Much of the recent economic data we've seen has looked better than expected. And the stock market has seen a string of new record highs.
This week's economic updates may prove to be less inspiring, with key reports due on retail sales and inflation.
Consumers have a pulse
On Tuesday, the Commerce Department releases the February retail sales report, scheduled at 8:30 a.m. (all times Eastern). Between a positive (the modest pickup in wages seen in Friday's employment report) and a negative (the big jump in gasoline prices), economists expect the report to show only a slight increase.
Says Nigel Gault, chief economist with IHS Global Insight, "I think the consumer's doing OK, not great." He notes that consumers have been negatively affected by the expiration of the payroll tax cut, which took effect at the beginning of the year and have also been slammed by rising prices at the gasoline pump.
Experts say inflation is looking restrained if you can stare past the increase in gasoline prices. So-called core inflation, the measure watched most closely by economists and the Federal Reserve, has been largely contained lately. The core gauge excludes energy and food costs.
At 8:30 a.m. Thursday, the Labor Department releases the Producer Price Index. This is the gauge of prices at the wholesale level. The Consumer Price Index, which measures prices at the retail level, follows at 8:30 a.m. Friday.
Comforted by the longer-term trend, John Silvia, chief economist for Wells Fargo Securities, says, "I think inflation is still 1.5 (percent) to 2 percent as far as the CPI goes." Indeed, officials with the Federal Reserve have said inflation has remained remarkably low.
Punched at the pump
Jeffrey Rosen, chief economist at Briefing.com, says that, by his calculation, gasoline prices were up about 14 percent for the month covered by the upcoming CPI report. Including gasoline, retail sales were probably up about 0.2 percent to 0.3 percent in February, Rosen says.
"My main concern is basically what's going to happen with the savings rate in February," he says. He says consumers dipped into savings in January to help fund their purchases. He says if consumers felt like they wanted to replenish savings in February, that could have dampened retail sales.
Better gas prices later?
Economists say a big part of the recent spike in gasoline prices has involved temporary supply bottlenecks, including refinery shutdowns. Some of those gains could begin to be reversed soon. Gault says crude oil prices are beginning to fall. He looks for the decline to continue and to help send down prices paid by drivers at the gasoline pump.

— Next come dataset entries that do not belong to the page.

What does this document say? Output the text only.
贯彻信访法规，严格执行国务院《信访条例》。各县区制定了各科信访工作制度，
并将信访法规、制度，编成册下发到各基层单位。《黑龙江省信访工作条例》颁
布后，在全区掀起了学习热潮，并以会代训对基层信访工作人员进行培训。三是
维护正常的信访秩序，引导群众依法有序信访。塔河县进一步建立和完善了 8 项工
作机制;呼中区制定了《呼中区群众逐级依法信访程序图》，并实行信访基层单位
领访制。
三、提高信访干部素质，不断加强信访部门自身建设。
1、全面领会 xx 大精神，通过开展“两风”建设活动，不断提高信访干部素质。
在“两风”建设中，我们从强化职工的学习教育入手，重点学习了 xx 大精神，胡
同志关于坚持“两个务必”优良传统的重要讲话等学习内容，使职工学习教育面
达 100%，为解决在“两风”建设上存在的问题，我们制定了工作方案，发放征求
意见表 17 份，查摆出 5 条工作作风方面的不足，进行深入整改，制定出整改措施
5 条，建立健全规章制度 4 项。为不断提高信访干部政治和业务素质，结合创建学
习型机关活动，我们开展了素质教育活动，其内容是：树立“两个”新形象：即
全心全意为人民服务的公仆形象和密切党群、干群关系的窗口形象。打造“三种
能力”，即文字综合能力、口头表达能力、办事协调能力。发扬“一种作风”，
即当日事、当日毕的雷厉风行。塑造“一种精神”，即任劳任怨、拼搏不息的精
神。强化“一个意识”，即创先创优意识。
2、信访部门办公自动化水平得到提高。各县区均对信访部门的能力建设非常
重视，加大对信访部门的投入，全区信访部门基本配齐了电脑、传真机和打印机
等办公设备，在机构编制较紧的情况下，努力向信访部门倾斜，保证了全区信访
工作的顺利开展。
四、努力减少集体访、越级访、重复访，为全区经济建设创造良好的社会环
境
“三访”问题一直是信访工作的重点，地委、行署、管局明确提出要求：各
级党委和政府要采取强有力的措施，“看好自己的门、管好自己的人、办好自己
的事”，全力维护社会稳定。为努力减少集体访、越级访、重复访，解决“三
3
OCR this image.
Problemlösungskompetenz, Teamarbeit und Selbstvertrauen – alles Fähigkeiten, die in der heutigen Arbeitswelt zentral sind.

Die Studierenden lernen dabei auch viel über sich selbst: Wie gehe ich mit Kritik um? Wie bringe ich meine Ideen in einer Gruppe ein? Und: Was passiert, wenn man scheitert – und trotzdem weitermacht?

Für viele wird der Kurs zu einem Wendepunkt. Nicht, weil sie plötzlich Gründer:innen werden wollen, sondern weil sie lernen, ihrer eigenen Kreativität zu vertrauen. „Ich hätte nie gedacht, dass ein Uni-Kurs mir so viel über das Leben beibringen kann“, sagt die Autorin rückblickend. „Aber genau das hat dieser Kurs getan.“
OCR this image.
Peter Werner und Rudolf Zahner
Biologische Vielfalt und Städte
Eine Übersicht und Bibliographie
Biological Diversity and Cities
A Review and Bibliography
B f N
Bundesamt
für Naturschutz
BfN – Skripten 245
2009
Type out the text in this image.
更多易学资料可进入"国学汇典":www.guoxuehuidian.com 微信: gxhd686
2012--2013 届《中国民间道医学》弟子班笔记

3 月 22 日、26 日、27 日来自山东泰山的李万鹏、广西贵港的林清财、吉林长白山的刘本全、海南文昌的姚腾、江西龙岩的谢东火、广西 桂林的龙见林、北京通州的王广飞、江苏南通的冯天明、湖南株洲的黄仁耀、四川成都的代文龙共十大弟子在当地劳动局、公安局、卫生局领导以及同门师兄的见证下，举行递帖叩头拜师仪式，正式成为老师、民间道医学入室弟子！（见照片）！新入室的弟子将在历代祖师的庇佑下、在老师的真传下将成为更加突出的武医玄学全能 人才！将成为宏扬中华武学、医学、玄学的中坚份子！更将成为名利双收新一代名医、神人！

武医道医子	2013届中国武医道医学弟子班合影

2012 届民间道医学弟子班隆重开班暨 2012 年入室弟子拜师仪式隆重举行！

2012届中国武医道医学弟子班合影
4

This week in business history
On March 13, 1933, the nation was caught in the grip of the Great Depression. On that day, the nation's banks began to reopen after President Franklin Roosevelt had required a so-called bank holiday. It was the beginning of a recovery for the banking system, when depositors began to return their money to banks. The previous month had seen a devastating run on the banks.